Vahiné Fierro Kauli Vaast Jérémy Florès Salvador ISA 2023
World Surfing Games ISA 2023 © FFS / we_creative / Antoine Justes

Tu as pris la parole dernièrement sur les sujets de santé mentale, cela a t-il permis une discussion ouverte à ce sujet avec les athlètes ?

J’ai eu une carrière avec beaucoup de haut et de bas, des victoires mais aussi beaucoup de blessures et de pression. J’ai utilisé cette expérience pour peut-être apporter à l’équipe d’une manière ou d’une autre. Ce qui est intéressant et ce qui m’a vraiment plu dans ce rôle, c’est de rentrer dans la tête de l’athlète. À savoir que chacun est différent, c’est à dire que l’exercice n’est pas le même pour tout le monde, chacun individuellement a ses points forts et ses faiblesses. J’ai trouvé ça super intéressant.

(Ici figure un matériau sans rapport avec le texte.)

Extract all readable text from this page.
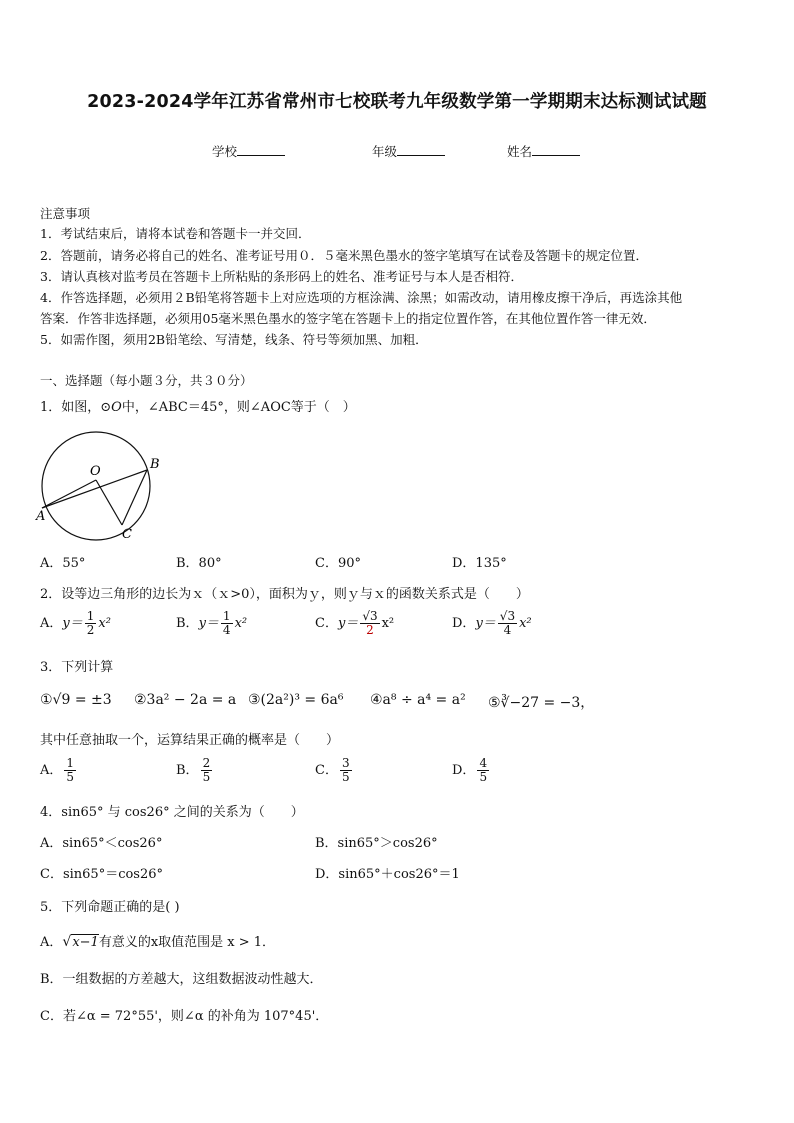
2023-2024学年江苏省常州市七校联考九年级数学第一学期期末达标测试试题
学校	年级	姓名
注意事项
1．考试结束后，请将本试卷和答题卡一并交回．
2．答题前，请务必将自己的姓名、准考证号用０．５毫米黑色墨水的签字笔填写在试卷及答题卡的规定位置．
3．请认真核对监考员在答题卡上所粘贴的条形码上的姓名、准考证号与本人是否相符．
4．作答选择题，必须用２B铅笔将答题卡上对应选项的方框涂满、涂黑；如需改动，请用橡皮擦干净后，再选涂其他
答案．作答非选择题，必须用05毫米黑色墨水的签字笔在答题卡上的指定位置作答，在其他位置作答一律无效．
5．如需作图，须用2B铅笔绘、写清楚，线条、符号等须加黑、加粗．
一、选择题（每小题３分，共３０分）
1．如图，⊙O中，∠ABC＝45°，则∠AOC等于（　）
O	B
A
C
A．55°	B．80°	C．90°	D．135°
2．设等边三角形的边长为ｘ（ｘ>0），面积为ｙ，则ｙ与ｘ的函数关系式是（　　）
A．$y= \frac{1}{2} x^2$	B．$y= \frac{1}{4} x^2$	C．$y= \frac{√3}{2} x^2$	D．$y= \frac{√3}{4} x^2$
3．下列计算
①√9 = ±3 ②3a² − 2a = a ③(2a²)³ = 6a⁶ ④a⁸ ÷ a⁴ = a² ⑤∛−27 = −3，
其中任意抽取一个，运算结果正确的概率是（　　）
A． $\frac{1}{5}$	B． $\frac{2}{5}$	C． $\frac{3}{5}$	D． $\frac{4}{5}$
4．sin65° 与 cos26° 之间的关系为（　　）
A．sin65°＜cos26°	B．sin65°＞cos26°
C．sin65°＝cos26°	D．sin65°＋cos26°＝1
5．下列命题正确的是( )
A．√x−1有意义的x取值范围是 x > 1．
B．一组数据的方差越大，这组数据波动性越大．
C．若∠α = 72°55'，则∠α 的补角为 107°45'．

Il y a de très bons coachs techniques, la position, la stratégie… ça c’est quelque chose. Et puis il y a toute la partie physique, l’entraînement physique. Cependant l’aspect mental je trouve que surtout dans le surf français malheureusement ça a beaucoup manqué. Il a manqué de force mentale dans le surf français depuis des années. C’est quelque chose que je savais que j’avais et qui m’intéresse, du coup c’est là où je sais que je pouvais apporter quelque chose à l’équipe : si je parvenais à dire les bonnes choses au bon moment, pour les aider. Des fois il y a besoin, des fois il n’y a pas besoin. Dans le haut niveau c’est ça : il y a des jours où tout va bien et ensuite tout va mal, ce sont les montagnes russes. C’est intéressant car j’ai vécu ça toute ma vie, du coup c’était naturel d’échanger avec les athlètes. C’était même un plaisir et ça m’aidait aussi dans la vie en général. Je suis loin d’être un psychologue ou d’être un préparateur mental mais grâce à mes expériences c’était quand même plus facile de faire passer le message.